Balance at the link, additional below from Powerline:
Perhaps the most remarkable test of his luck and physical rigor came on Sept. 21, 1991. Shortly after taking command of a battalion in the 101st, Petraeus was watching an infantry squad practice assaulting a bunker with live grenades and ammunition. Forty yards away, a rifleman tripped and fell, hard. Petraeus never saw the muzzle flash. The M-16 round struck just above the "A" in his uniform name tag on the right side of his chest, and blew through his back. Had it hit above the "A" in "U.S. Army," on the left side over his heart, he would have been dead before he hit the ground.

He staggered back and collapsed. Standing next to him was Brig. Gen. Jack Keane, the assistant division commander, who by 2003 had become the Army's four-star vice chief of staff. "Dave, you've been shot," Keane told him. "I want you to keep talking. You know what's going on here, David. I don't want you to go into shock."

Keane later described the day for me. "He was getting weaker, you could see that. He said, 'I'm gonna be okay. I'll stay with it.' We got him to the hospital at Campbell and they jammed a chest tube in. It's excruciating. Normally a guy screams and his body comes right off the table. All Petraeus did was grunt a little bit. His body didn't even move. The surgeon told me, 'That's the toughest guy I ever had my hands on.'"

A medevac helicopter flew Petraeus, with Keane at his side, to Vanderbilt University Medical Center in Nashville, 60 miles away. "It was a Saturday and I was afraid the top guys wouldn't be on duty.

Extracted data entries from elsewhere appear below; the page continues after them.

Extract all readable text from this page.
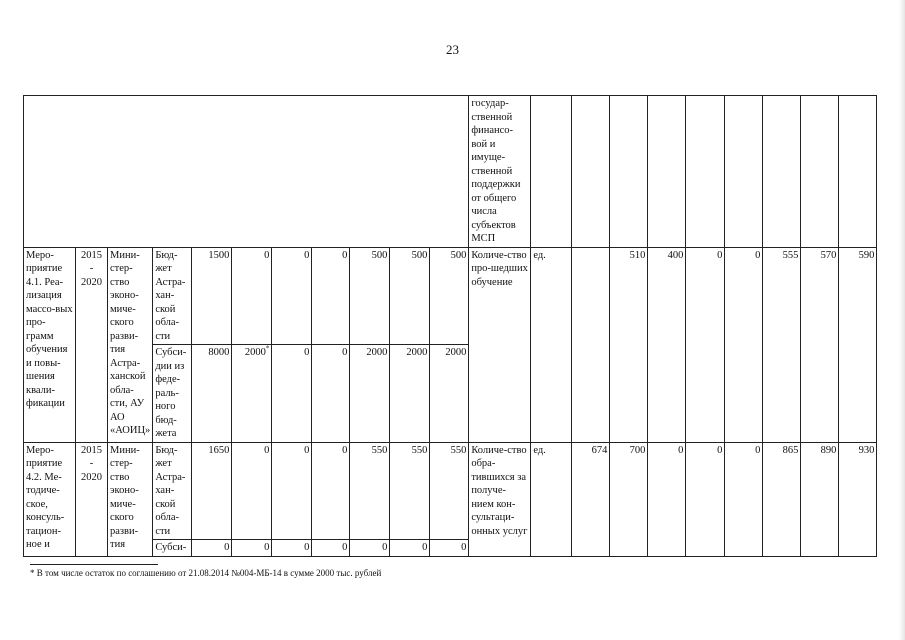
23
											государ-ственной финансо-вой и имуще-ственной поддержки от общего числа субъектов МСП									
Меро-приятие 4.1. Реа-лизация массо-вых про-грамм обучения и повы-шения квали-фикации	2015 - 2020	Мини-стер-ство эконо-миче-ского разви-тия Астра-ханской обла-сти, АУ АО «АОИЦ»	Бюд-жет Астра-хан-ской обла-сти	1500	0	0	0	500	500	500	Количе-ство про-шедших обучение	ед.		510	400	0	0	555	570	590
			Субси-дии из феде-раль-ного бюд-жета	8000	2000*	0	0	2000	2000	2000										
Меро-приятие 4.2. Ме-тодиче-ское, консуль-тацион-ное и	2015 - 2020	Мини-стер-ство эконо-миче-ского разви-тия	Бюд-жет Астра-хан-ской обла-сти	1650	0	0	0	550	550	550	Количе-ство обра-тившихся за получе-нием кон-сультаци-онных услуг	ед.	674	700	0	0	0	865	890	930
			Субси-	0	0	0	0	0	0	0										
* В том числе остаток по соглашению от 21.08.2014 №004-МБ-14 в сумме 2000 тыс. рублей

I had them call ahead to make sure their best thoracic surgeon was available," Keane recalled. "We got off the helicopter and there's this guy they'd called off the links, still in his golf outfit, pastel colors and everything." It was Dr. Bill Frist, who a decade later would become majority leader of the U.S. Senate. More than five hours of surgery followed.

"Petraeus recuperated at the Fort Campbell hospital," Keane continued, "and he was driving the hospital commander crazy, trying to convince the doctors to discharge him. He said, 'I am not the norm. I'm ready to get out of here and I'm ready to prove it to you.' He had them pull the tubes out of his arm. Then he hopped out of bed and did 50 push-ups. They let him go home."
Posted by:Besoeker

#2  Petraeus isn't going to be "in a big chair".

He'll be on the street making things happen.
Posted by: Parabellum   2007-01-07 16:00  

#1  Without a change of policy it won't matter who is in the big chair.